On July 12, 2005, Justice Colin Campbell of the Ontario Superior Court of Justice dismissed an application brought by Frank D’Addario following an election vote taken at a shareholders’ meeting of Environment Management Solutions Inc. (EMS), a public company, at which Mr. D’Addario and his slate of “dissident directors” were unsuccessful.
Mr. D’Addario asked the Court to review the election of the directors of EMS pursuant to section 145 of the Canada Business Corporation Act (CBCA). Mr. D’Addario also asked for the appointment of an inspector under sections 229 and 230 of the CBCA to conduct an investigation to aid in the review and relief in respect of the election results under the oppression remedy power prescribed under section 241 of the CBCA. At an April 29, 2005 annual and special meeting of shareholders, the result of the directors’ election was very close, with 50.35 per cent of the votes cast being in favour of the management slate, and 49.65 per cent in favour of the slate endorsed by Mr. D’Addario. Mr. D’Addario asserted that there were several anomalies with the election that could have changed the overall result and therefore an independent investigation was required.
Two of the issues raised by Mr. D’Addario related to ADP Investor Communication Corp. (ADP). ADP is an independent company specializing in communicating with beneficial shareholders and was separately retained by both EMS and Mr. D’Addario for the meeting. Mr. D’Addario alleged that the meeting’s chairman should have declared invalid certain proxies allegedly received late, and that there was a potential for “double counting” of votes as a result of additional mailings of supplemental management and dissident voting materials. Justice Campbell held that the chairman of the meeting did not err in accepting the disputed proxies, for reasons that included that the chair had obtained independent legal advice on the issue. Justice Campbell further held that ADP had acted in accordance with regulatory, its own and EMS’ expectation and that there was no reasonable ground to question the votes received as a result of the proxies tabulated and re-tabulated by ADP’s computer program.

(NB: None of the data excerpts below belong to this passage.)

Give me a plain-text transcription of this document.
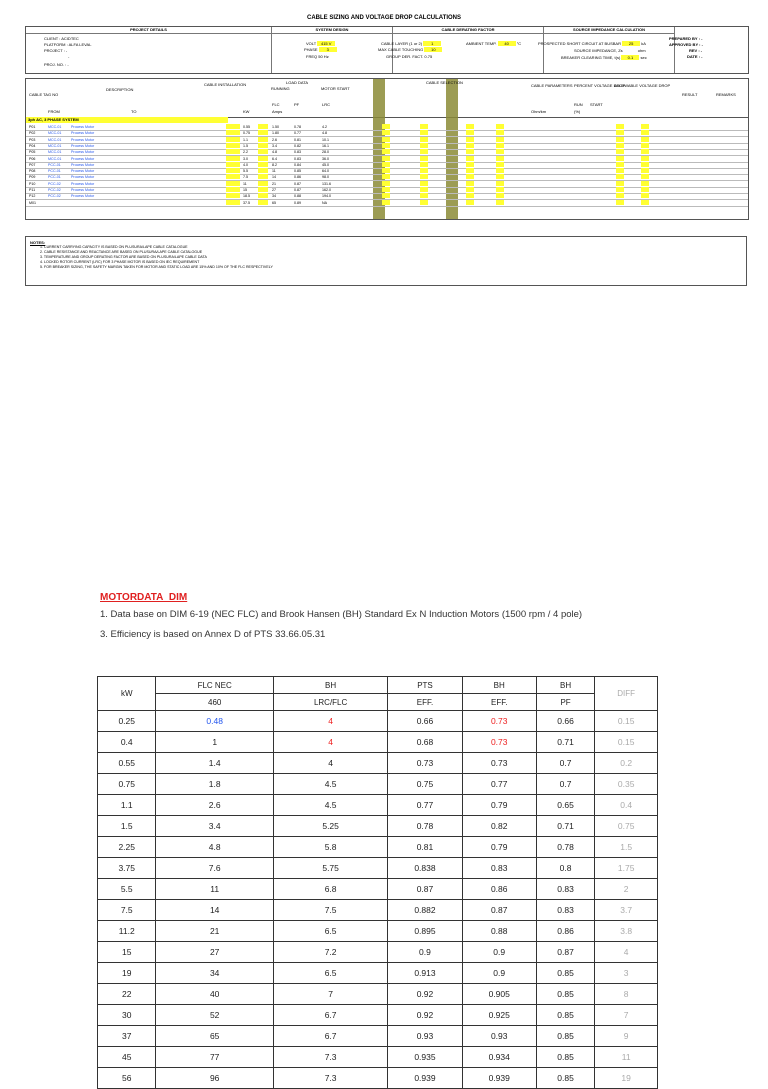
CABLE SIZING AND VOLTAGE DROP CALCULATIONS
PROJECT DETAILS	SYSTEM DESIGN	CABLE DERATING FACTOR	SOURCE IMPEDANCE CALCULATION
CLIENT : ACIDTEC
PLATFORM : ALFA LEVAL
PROJECT : -
-
PROJ. NO. : -
VOLT 415 V
PHASE 3
FREQ 50 Hz
CABLE LAYER (1 or 2) 1	AMBIENT TEMP. 40 °C
MAX CABLE TOUCHING 10
GROUP DER. FACT. 0.75
PROSPECTED SHORT CIRCUIT AT BUSBAR 25 kA
SOURCE IMPEDANCE, Zs	ohm
BREAKER CLEARING TIME, t(s) 0.1 sec
PREPARED BY : -
APPROVED BY : -
REV : -
DATE : -
CABLE TAG NO
DESCRIPTION
CABLE INSTALLATION	LOAD DATA
RUNNING	MOTOR START
CABLE SELECTION
CABLE PARAMETERS PERCENT VOLTAGE DROP
ALLOWABLE VOLTAGE DROP
RESULT	REMARKS
FROM	TO	KW
FLC	PF	LRC
Amps	Ohm/km
RUN START
(%)
3ph AC, 3 PHASE SYSTEM
P01	MCC-01	Process Motor	0.55	1.50	0.78	4.2
P02	MCC-01	Process Motor	0.75	1.80	0.77	4.8
P03	MCC-01	Process Motor	1.1	2.6	0.81	10.1
P04	MCC-01	Process Motor	1.5	3.4	0.82	16.1
P05	MCC-01	Process Motor	2.2	4.8	0.83	28.0
P06	MCC-01	Process Motor	3.0	6.4	0.83	36.0
P07	PCC-01	Process Motor	4.0	8.2	0.84	45.0
P08	PCC-01	Process Motor	5.5	11	0.85	64.0
P09	PCC-01	Process Motor	7.5	14	0.86	98.0
P10	PCC-02	Process Motor	11	21	0.87	131.6
P11	PCC-02	Process Motor	15	27	0.87	162.0
P12	PCC-02	Process Motor	18.5	34	0.88	194.0
M01	37.5	65	0.89	NA
NOTES:
1. CURRENT CARRYING CAPACITY IS BASED ON PLUSURA/LAPE CABLE CATALOGUE
2. CABLE RESISTANCE AND REACTANCE ARE BASED ON PLUSURA/LAPE CABLE CATALOGUE
3. TEMPERATURE AND GROUP DERATING FACTOR ARE BASED ON PLUSURA/LAPE CABLE DATA
4. LOCKED ROTOR CURRENT (LRC) FOR 3 PHASE MOTOR IS BASED ON IEC REQUIREMENT
5. FOR BREAKER SIZING, THE SAFETY MARGIN TAKEN FOR MOTOR AND STATIC LOAD ARE 15% AND 10% OF THE FLC RESPECTIVELY
MOTORDATA_DIM
1. Data base on DIM 6-19 (NEC FLC) and Brook Hansen (BH) Standard Ex N Induction Motors (1500 rpm / 4 pole)
3. Efficiency is based on Annex D of PTS 33.66.05.31
kW	FLC NEC	BH	PTS	BH	BH	DIFF
	460	LRC/FLC	EFF.	EFF.	PF	
0.25	0.48	4	0.66	0.73	0.66	0.15
0.4	1	4	0.68	0.73	0.71	0.15
0.55	1.4	4	0.73	0.73	0.7	0.2
0.75	1.8	4.5	0.75	0.77	0.7	0.35
1.1	2.6	4.5	0.77	0.79	0.65	0.4
1.5	3.4	5.25	0.78	0.82	0.71	0.75
2.25	4.8	5.8	0.81	0.79	0.78	1.5
3.75	7.6	5.75	0.838	0.83	0.8	1.75
5.5	11	6.8	0.87	0.86	0.83	2
7.5	14	7.5	0.882	0.87	0.83	3.7
11.2	21	6.5	0.895	0.88	0.86	3.8
15	27	7.2	0.9	0.9	0.87	4
19	34	6.5	0.913	0.9	0.85	3
22	40	7	0.92	0.905	0.85	8
30	52	6.7	0.92	0.925	0.85	7
37	65	6.7	0.93	0.93	0.85	9
45	77	7.3	0.935	0.934	0.85	11
56	96	7.3	0.939	0.939	0.85	19
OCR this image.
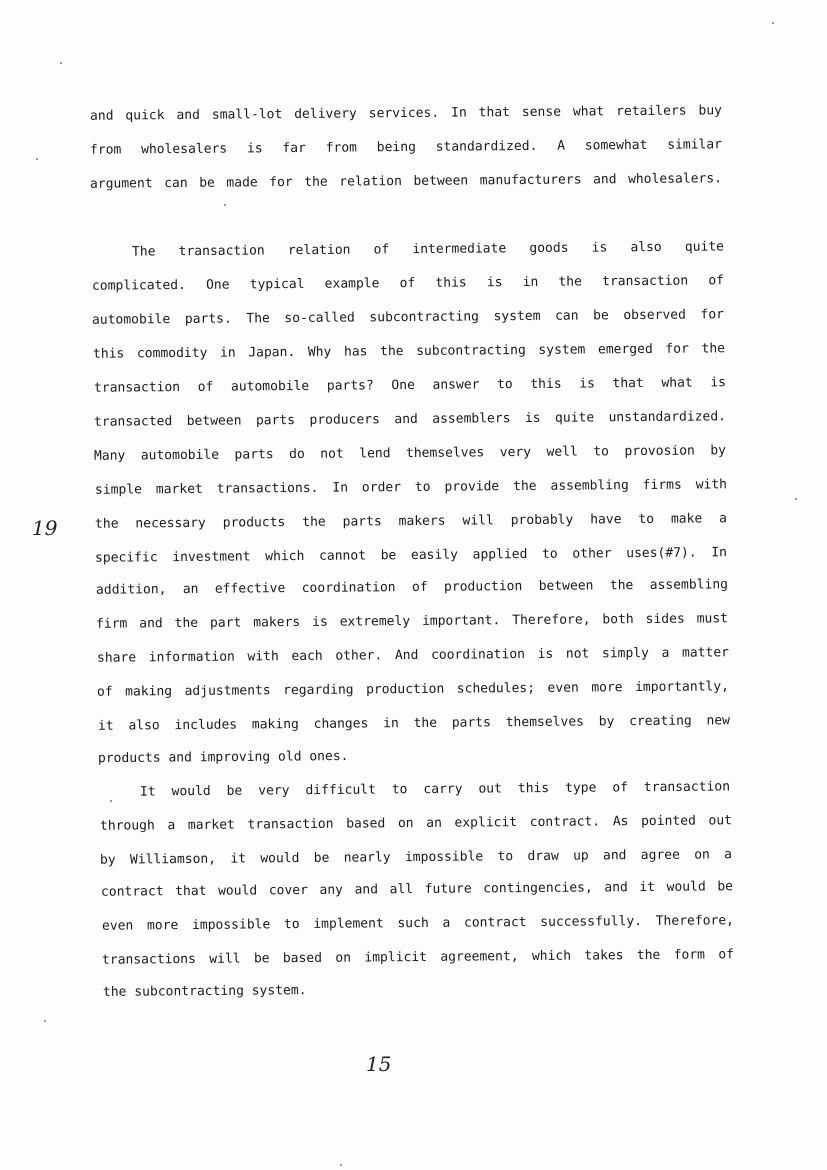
and quick and small-lot delivery services. In that sense what retailers buy
from wholesalers is far from being standardized. A somewhat similar
argument can be made for the relation between manufacturers and wholesalers.
The transaction relation of intermediate goods is also quite
complicated. One typical example of this is in the transaction of
automobile parts. The so-called subcontracting system can be observed for
this commodity in Japan. Why has the subcontracting system emerged for the
transaction of automobile parts? One answer to this is that what is
transacted between parts producers and assemblers is quite unstandardized.
Many automobile parts do not lend themselves very well to provosion by
simple market transactions. In order to provide the assembling firms with
the necessary products the parts makers will probably have to make a
specific investment which cannot be easily applied to other uses(#7). In
addition, an effective coordination of production between the assembling
firm and the part makers is extremely important. Therefore, both sides must
share information with each other. And coordination is not simply a matter
of making adjustments regarding production schedules; even more importantly,
it also includes making changes in the parts themselves by creating new
products and improving old ones.
It would be very difficult to carry out this type of transaction
through a market transaction based on an explicit contract. As pointed out
by Williamson, it would be nearly impossible to draw up and agree on a
contract that would cover any and all future contingencies, and it would be
even more impossible to implement such a contract successfully. Therefore,
transactions will be based on implicit agreement, which takes the form of
the subcontracting system.
19
15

In dismissing Mr. D’Addario\'s application, Justice Campbell upheld the ongoing principle of a chairman’s discretion in ruling on the votes of an election. In particular, EMS’ chairman’s rulings on rejected proxies were accepted for a variety of reasons including that the chairman had sought and received expert independent legal advice prior to making any decision.
The Court was also asked by Mr. D’Addario to consider whether there was an obligation on the part of the board of directors of EMS to look behind information provided to it regarding the issuance of EMS shares to a third party. Justice Campbell concluded that shares issued to third parties that were validly issued and voted could not now be set aside to change a decision reached as a result of a shareholders vote. His Honour held that to go behind the valid issuance of shares would amount to an intrusion into the views and reasonable expectations of all shareholders of EMS.
Fred Myers and Francy Kussner of Goodmans LLP, assisted by corporate counsel William Rosenfeld and Sheldon Freeman, acted as counsel to Aird & Berlis LLP, EMS’ corporate counsel, led by Andrew Wilder and William Chalmers.
Mr. D’Addario was represented by William Burden, John Birch and Linda Knol of Cassels Brock & Blackwell LLP, with the assistance of corporate counsel Jeffrey Roy and Paul Stein.
ADP was represented by Laura Fric and Allan Coleman of Osler, Hoskin & Harcourt LLP, with the assistance of corporate counsel, Andrew MacDougall.